Current Newsletter


50 MW framework agreement with KosiFrankensolar
CSUN and KosiFrankensolar, subsidiary of the German Frankensolar group, have signed a framework agreement for the delivery of 50 MW of CSUN’s Made in Turkey poly modules. The modules will be used in Turkey, mainly for unlicensed projects.

CSUN’s Turkish factory provides PV modules to partners after US DOC preliminary CVD ruling
CSUN is starting to supply the US market with solar modules from CSUN’s Turkish factory to provide its customers with tariff-free modules at competitive pricing. CSUN has been preparing for the changes in the US market due to the US duty investigation and is pleased to ensure partners are well supported with UL-certified Made in Turkey modules.

CSUN’s factories audited by Black & Veatch
Our factories in China and Turkey have been audited by Black & Veatch (B&V), a renowned and experienced independent engineering company. In addition to the inspection of the manufacturing processes, B&V performed technical due diligence on the modules designed for the US market.

Marketing News

Clean Energy Week, Sydney/Australia: 22-25 July
Renewable Energy India (REI), Greater Noida/India: 3-5 September, hall 7 booth 7.59
Solar Power International (SPI), Las Vegas/USA: 20-23 October, booth 2145

Market News

US announces preliminary anti-subsidy ruling
The US Department of Commerce (DOC) das announced their preliminary determination on the duty investigation of solar modules from China and has set assessed duties from 18.56-35.21% on solar imports from China. This anti-subsidy ruling will be followed by another preliminary decision for anti-dumping scheduled for July 24th. A final decision is expected by the end of the year. The decision is already impacting module prices in the US as Chinese suppliers are increasing prices and are considering different value chain options.
CSUN continues to serve the US market with modules produced in its Turkish factory in compliance with US regulations.

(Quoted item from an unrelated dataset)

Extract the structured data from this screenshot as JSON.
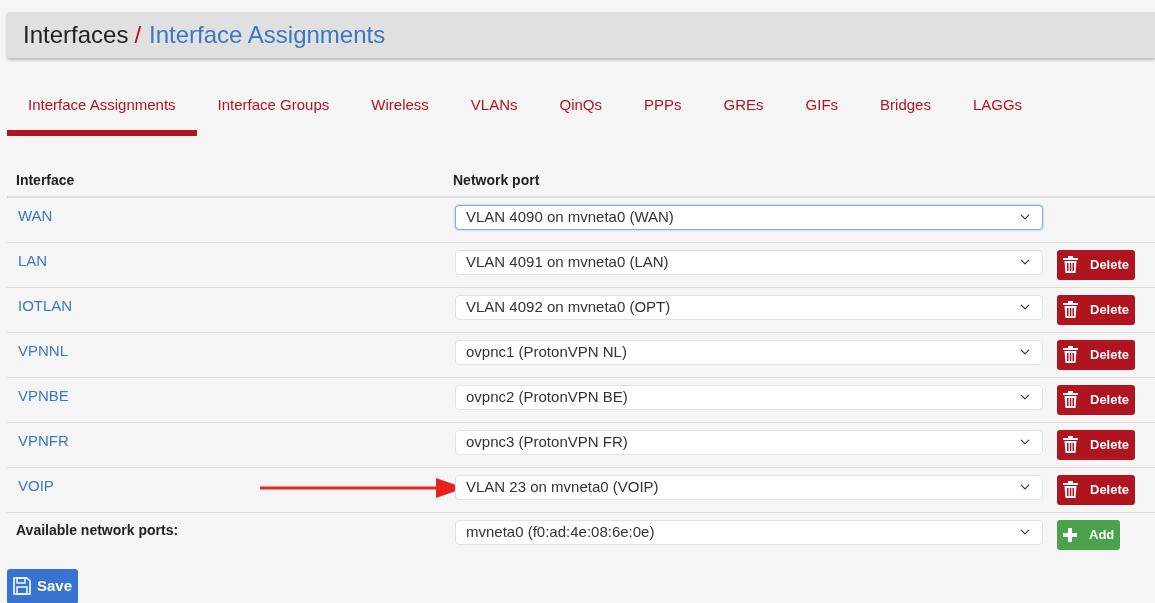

Spain and Italy confronted with retroactive cuts for PV industry
In Spain the dispute over the new version of the renewable energy law has reached the European Commission, reports PV Tech. Background of the discussion is the new renewable energy law, which includes an investment cap (limitation of project profit to 7.4% before tax) and punitive charges on self-consumption. The cap will be reviewed and could decrease further. The changes will be retroactively applied from June 2013 and for all new installations. Now a complaint by law firm Holtrop SLP, representing 1,500 renewable energy investors, has been delivered to the European Commission. In addition, the local governments of Murcia and Mascar are challenging the law in Spanish courts. The case with the European Commission shall add pressure to the Spanish courts to act in this matter.
The Italian government has also proposed retroactive cuts in a draft law, which could become law in 60 days through parliamentary ratification. The planned retroactive FIT cuts are expected to affect about 8,600 operators of PV systems >200 kW. The new law would force operators with PV systems over 200 kWp capacity to choose between extending the term of the FIT payments from 20 to 24 years (effectively thinning them out) or staying with the 20 year period and accepting a direct cut of 10%.